Menu Close

Rusia gagal bayar utang: Dua pakar jelaskan dampaknya bagi Rusia dan pasar keuangan global

Gedung Bank Sentral Rusia di Moskow. NVO/Wikimedia, CC BY-SA

Rusia gagal membayar utang luar negerinya (default) untuk pertama kalinya sejak 1918. Gagal bayar ini disambut sebagai keberhasilan sanksi Barat yang merespons tegas invasi Rusia ke Ukraina.
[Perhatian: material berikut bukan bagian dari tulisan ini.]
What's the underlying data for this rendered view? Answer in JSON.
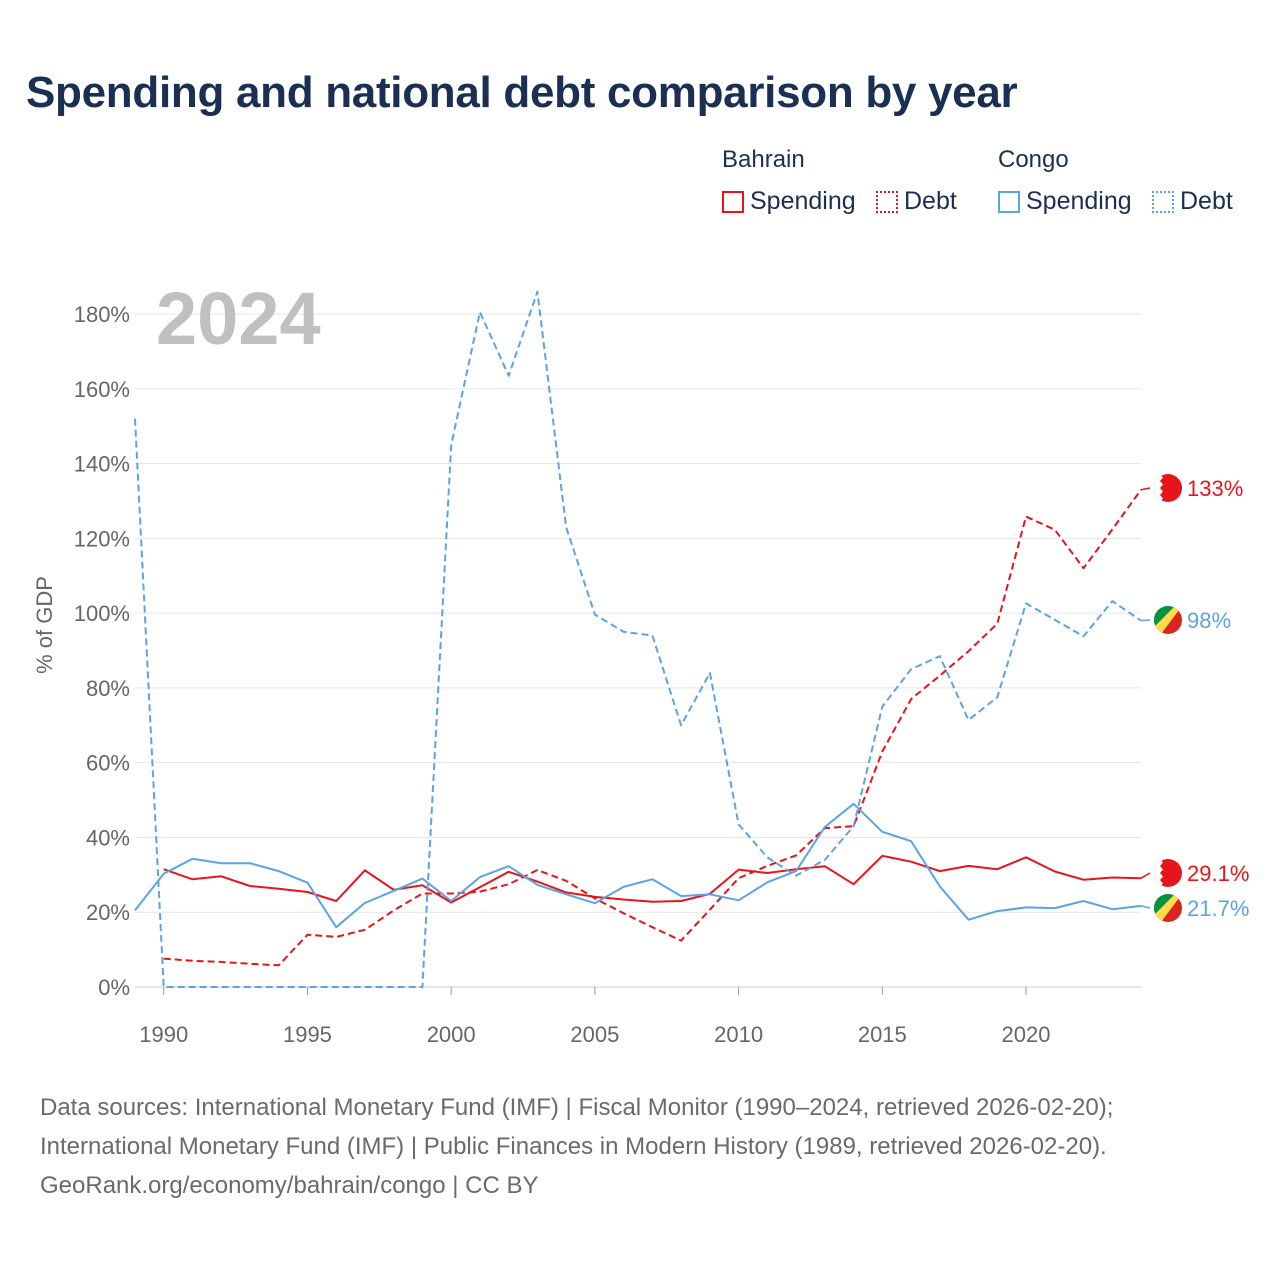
{
  "title": "Spending and national debt comparison by year",
  "legend": {
    "groups": [
      {
        "country": "Bahrain",
        "items": [
          {
            "label": "Spending",
            "style": "solid"
          },
          {
            "label": "Debt",
            "style": "dotted"
          }
        ],
        "color": "#e8141b"
      },
      {
        "country": "Congo",
        "items": [
          {
            "label": "Spending",
            "style": "solid"
          },
          {
            "label": "Debt",
            "style": "dotted"
          }
        ],
        "color": "#5aa4e6"
      }
    ]
  },
  "chart_data": {
    "type": "line",
    "title": "Spending and national debt comparison by year",
    "year_label": "2024",
    "xlabel": "",
    "ylabel": "% of GDP",
    "xlim": [
      1989,
      2024
    ],
    "ylim": [
      0,
      180
    ],
    "x_ticks": [
      1990,
      1995,
      2000,
      2005,
      2010,
      2015,
      2020
    ],
    "y_ticks": [
      0,
      20,
      40,
      60,
      80,
      100,
      120,
      140,
      160,
      180
    ],
    "y_tick_labels": [
      "0%",
      "20%",
      "40%",
      "60%",
      "80%",
      "100%",
      "120%",
      "140%",
      "160%",
      "180%"
    ],
    "series": [
      {
        "name": "Bahrain Spending",
        "country": "Bahrain",
        "metric": "Spending",
        "color": "#e8141b",
        "dash": "solid",
        "end_label": "29.1%",
        "points": [
          [
            1990,
            31.5
          ],
          [
            1991,
            28.8
          ],
          [
            1992,
            29.6
          ],
          [
            1993,
            27
          ],
          [
            1994,
            26.3
          ],
          [
            1995,
            25.4
          ],
          [
            1996,
            23
          ],
          [
            1997,
            31.2
          ],
          [
            1998,
            26
          ],
          [
            1999,
            27.2
          ],
          [
            2000,
            22.6
          ],
          [
            2001,
            26.7
          ],
          [
            2002,
            30.8
          ],
          [
            2003,
            28.2
          ],
          [
            2004,
            25.3
          ],
          [
            2005,
            24.1
          ],
          [
            2006,
            23.4
          ],
          [
            2007,
            22.8
          ],
          [
            2008,
            23
          ],
          [
            2009,
            24.9
          ],
          [
            2010,
            31.4
          ],
          [
            2011,
            30.5
          ],
          [
            2012,
            31.5
          ],
          [
            2013,
            32.3
          ],
          [
            2014,
            27.5
          ],
          [
            2015,
            35.1
          ],
          [
            2016,
            33.5
          ],
          [
            2017,
            31
          ],
          [
            2018,
            32.4
          ],
          [
            2019,
            31.5
          ],
          [
            2020,
            34.7
          ],
          [
            2021,
            30.9
          ],
          [
            2022,
            28.7
          ],
          [
            2023,
            29.3
          ],
          [
            2024,
            29.1
          ]
        ]
      },
      {
        "name": "Bahrain Debt",
        "country": "Bahrain",
        "metric": "Debt",
        "color": "#e8141b",
        "dash": "dashed",
        "end_label": "133%",
        "points": [
          [
            1990,
            7.6
          ],
          [
            1991,
            7
          ],
          [
            1992,
            6.7
          ],
          [
            1993,
            6.2
          ],
          [
            1994,
            5.8
          ],
          [
            1995,
            14
          ],
          [
            1996,
            13.4
          ],
          [
            1997,
            15.3
          ],
          [
            1998,
            20.5
          ],
          [
            1999,
            25
          ],
          [
            2000,
            25
          ],
          [
            2001,
            25.5
          ],
          [
            2002,
            27.5
          ],
          [
            2003,
            31.3
          ],
          [
            2004,
            28.4
          ],
          [
            2005,
            23.7
          ],
          [
            2006,
            19.7
          ],
          [
            2007,
            16
          ],
          [
            2008,
            12.4
          ],
          [
            2009,
            20.7
          ],
          [
            2010,
            29.1
          ],
          [
            2011,
            32.4
          ],
          [
            2012,
            35.2
          ],
          [
            2013,
            42.5
          ],
          [
            2014,
            43
          ],
          [
            2015,
            63
          ],
          [
            2016,
            77
          ],
          [
            2017,
            83.3
          ],
          [
            2018,
            89.8
          ],
          [
            2019,
            97.2
          ],
          [
            2020,
            125.8
          ],
          [
            2021,
            122.3
          ],
          [
            2022,
            112
          ],
          [
            2023,
            122.4
          ],
          [
            2024,
            133
          ]
        ]
      },
      {
        "name": "Congo Spending",
        "country": "Congo",
        "metric": "Spending",
        "color": "#5aa4e6",
        "dash": "solid",
        "end_label": "21.7%",
        "points": [
          [
            1989,
            20.5
          ],
          [
            1990,
            30.3
          ],
          [
            1991,
            34.3
          ],
          [
            1992,
            33.1
          ],
          [
            1993,
            33.1
          ],
          [
            1994,
            31
          ],
          [
            1995,
            27.9
          ],
          [
            1996,
            16
          ],
          [
            1997,
            22.5
          ],
          [
            1998,
            25.7
          ],
          [
            1999,
            29
          ],
          [
            2000,
            23
          ],
          [
            2001,
            29.4
          ],
          [
            2002,
            32.3
          ],
          [
            2003,
            27.3
          ],
          [
            2004,
            24.8
          ],
          [
            2005,
            22.4
          ],
          [
            2006,
            26.8
          ],
          [
            2007,
            28.8
          ],
          [
            2008,
            24.3
          ],
          [
            2009,
            24.8
          ],
          [
            2010,
            23.2
          ],
          [
            2011,
            28
          ],
          [
            2012,
            31
          ],
          [
            2013,
            42.8
          ],
          [
            2014,
            49
          ],
          [
            2015,
            41.5
          ],
          [
            2016,
            39
          ],
          [
            2017,
            26.9
          ],
          [
            2018,
            18
          ],
          [
            2019,
            20.3
          ],
          [
            2020,
            21.3
          ],
          [
            2021,
            21.1
          ],
          [
            2022,
            23
          ],
          [
            2023,
            20.8
          ],
          [
            2024,
            21.7
          ]
        ]
      },
      {
        "name": "Congo Debt",
        "country": "Congo",
        "metric": "Debt",
        "color": "#5aa4e6",
        "dash": "dashed",
        "end_label": "98%",
        "points": [
          [
            1989,
            152
          ],
          [
            1990,
            0
          ],
          [
            1991,
            0
          ],
          [
            1992,
            0
          ],
          [
            1993,
            0
          ],
          [
            1994,
            0
          ],
          [
            1995,
            0
          ],
          [
            1996,
            0
          ],
          [
            1997,
            0
          ],
          [
            1998,
            0
          ],
          [
            1999,
            0
          ],
          [
            2000,
            145
          ],
          [
            2001,
            180.5
          ],
          [
            2002,
            163.5
          ],
          [
            2003,
            186
          ],
          [
            2004,
            123
          ],
          [
            2005,
            99.6
          ],
          [
            2006,
            95
          ],
          [
            2007,
            94
          ],
          [
            2008,
            70
          ],
          [
            2009,
            84
          ],
          [
            2010,
            43.5
          ],
          [
            2011,
            34.7
          ],
          [
            2012,
            29.8
          ],
          [
            2013,
            34
          ],
          [
            2014,
            43
          ],
          [
            2015,
            75
          ],
          [
            2016,
            85
          ],
          [
            2017,
            88.5
          ],
          [
            2018,
            71.4
          ],
          [
            2019,
            77.5
          ],
          [
            2020,
            102.6
          ],
          [
            2021,
            98.2
          ],
          [
            2022,
            93.8
          ],
          [
            2023,
            103.2
          ],
          [
            2024,
            98
          ]
        ]
      }
    ]
  },
  "footer": {
    "line1": "Data sources: International Monetary Fund (IMF) | Fiscal Monitor (1990–2024, retrieved 2026-02-20);",
    "line2": "International Monetary Fund (IMF) | Public Finances in Modern History (1989, retrieved 2026-02-20).",
    "line3": "GeoRank.org/economy/bahrain/congo | CC BY"
  }
}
Masa tenggang 30 hari dari pembayaran bunga dua obligasi dengan total nilai US$100 juta (sekitar Rp1,5 triliun) telah berakhir pada 27 Juni 2022. Namun, pembayaran dari Rusia tidak pernah sampai ke tangan kreditor. Walau Kremlin menyatakan bahwa pembayaran mereka lakukan diblokir oleh jasa layanan keuangan Euroclear, agen pemeringkat keuangan Moody’s telah memprediksi bahwa Rusia akan terus mengalami gagal bayar. Hal ini karena negara tersebut membayarkan utangnya dengan rubel dan bukan mata uang yang telah disyaratkan dalam prospektus obligasi.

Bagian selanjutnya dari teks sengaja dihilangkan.